The partnership between CofC and Spoleto is much deeper, though, than just serving as an arena for the arts. For many years, CofC has partnered with Spoleto leaders and performers to offer the annual Spoleto-inspired Maymester course, which offers students exclusive access to industry professionals and artists as well as exposure to different facets of the arts world.

This year’s class has focused on how the festival approached providing safe performance spaces that still offer audiences and performers exciting and fulfilling experiences.
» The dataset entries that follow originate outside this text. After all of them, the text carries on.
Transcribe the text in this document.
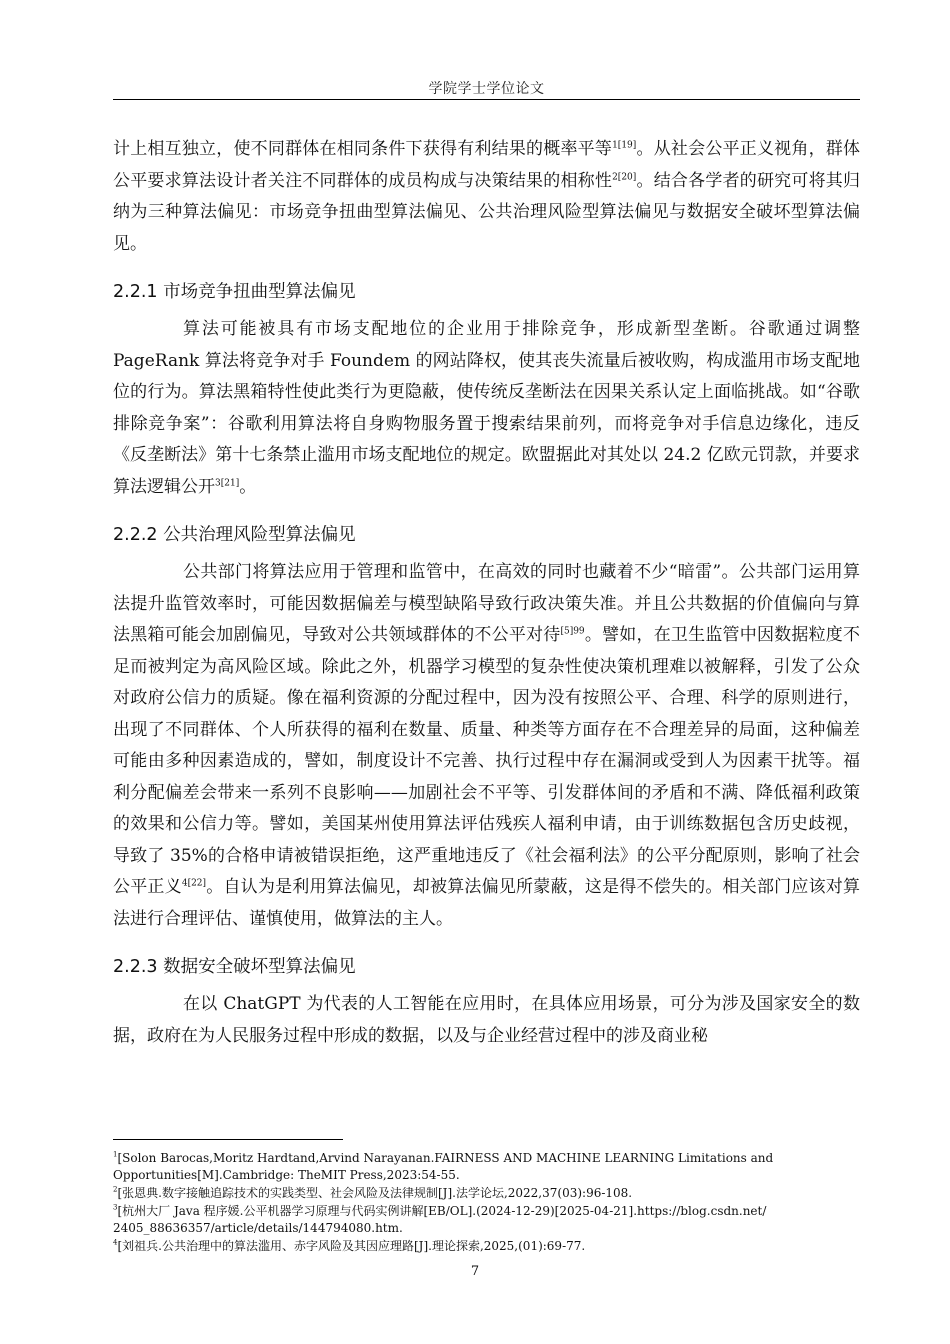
学院学士学位论文

计上相互独立，使不同群体在相同条件下获得有利结果的概率平等$^{1[19]}$。从社会公平正义视角，群体公平要求算法设计者关注不同群体的成员构成与决策结果的相称性$^{2[20]}$。结合各学者的研究可将其归纳为三种算法偏见：市场竞争扭曲型算法偏见、公共治理风险型算法偏见与数据安全破坏型算法偏见。

2.2.1 市场竞争扭曲型算法偏见

算法可能被具有市场支配地位的企业用于排除竞争，形成新型垄断。谷歌通过调整 PageRank 算法将竞争对手 Foundem 的网站降权，使其丧失流量后被收购，构成滥用市场支配地位的行为。算法黑箱特性使此类行为更隐蔽，使传统反垄断法在因果关系认定上面临挑战。如“谷歌排除竞争案”：谷歌利用算法将自身购物服务置于搜索结果前列，而将竞争对手信息边缘化，违反《反垄断法》第十七条禁止滥用市场支配地位的规定。欧盟据此对其处以 24.2 亿欧元罚款，并要求算法逻辑公开$^{3[21]}$。

2.2.2 公共治理风险型算法偏见

公共部门将算法应用于管理和监管中，在高效的同时也藏着不少“暗雷”。公共部门运用算法提升监管效率时，可能因数据偏差与模型缺陷导致行政决策失准。并且公共数据的价值偏向与算法黑箱可能会加剧偏见，导致对公共领域群体的不公平对待$^{[5]99}$。譬如，在卫生监管中因数据粒度不足而被判定为高风险区域。除此之外，机器学习模型的复杂性使决策机理难以被解释，引发了公众对政府公信力的质疑。像在福利资源的分配过程中，因为没有按照公平、合理、科学的原则进行，出现了不同群体、个人所获得的福利在数量、质量、种类等方面存在不合理差异的局面，这种偏差可能由多种因素造成的，譬如，制度设计不完善、执行过程中存在漏洞或受到人为因素干扰等。福利分配偏差会带来一系列不良影响——加剧社会不平等、引发群体间的矛盾和不满、降低福利政策的效果和公信力等。譬如，美国某州使用算法评估残疾人福利申请，由于训练数据包含历史歧视，导致了 35%的合格申请被错误拒绝，这严重地违反了《社会福利法》的公平分配原则，影响了社会公平正义$^{4[22]}$。自认为是利用算法偏见，却被算法偏见所蒙蔽，这是得不偿失的。相关部门应该对算法进行合理评估、谨慎使用，做算法的主人。

2.2.3 数据安全破坏型算法偏见

在以 ChatGPT 为代表的人工智能在应用时，在具体应用场景，可分为涉及国家安全的数据，政府在为人民服务过程中形成的数据，以及与企业经营过程中的涉及商业秘

$^1$[Solon Barocas,Moritz Hardtand,Arvind Narayanan.FAIRNESS AND MACHINE LEARNING Limitations and Opportunities[M].Cambridge: TheMIT Press,2023:54-55.
$^2$[张恩典.数字接触追踪技术的实践类型、社会风险及法律规制[J].法学论坛,2022,37(03):96-108.
$^3$[杭州大厂 Java 程序媛.公平机器学习原理与代码实例讲解[EB/OL].(2024-12-29)[2025-04-21].https://blog.csdn.net/ 2405_88636357/article/details/144794080.htm.
$^4$[刘祖兵.公共治理中的算法滥用、赤字风险及其因应理路[J].理论探索,2025,(01):69-77.
7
“We have been discussing elements of the festival’s planning in moving forward this year,”  says Todd McNerney, professor of performance in the Department of Theatre and Dance and associate dean of the School of the Arts, who teaches the Spoleto course. “We have, as we do every year, had guests from the festival – which have included Nigel Redden and Nicole Taney, Spoleto’s director of artistic planning and operations. We have also had guests from this year’s production of The Woman in Black as well as the actors in the company.”

It’s a partnership, says Hart, that enriches the CofC community as much as it does the international arts community.

“Our special and long-standing relationship with Spoleto Festival USA has given generations of students transformational experiences, including internships, the Spoleto class, and countless free and discounted student tickets to world-class performances,” he says.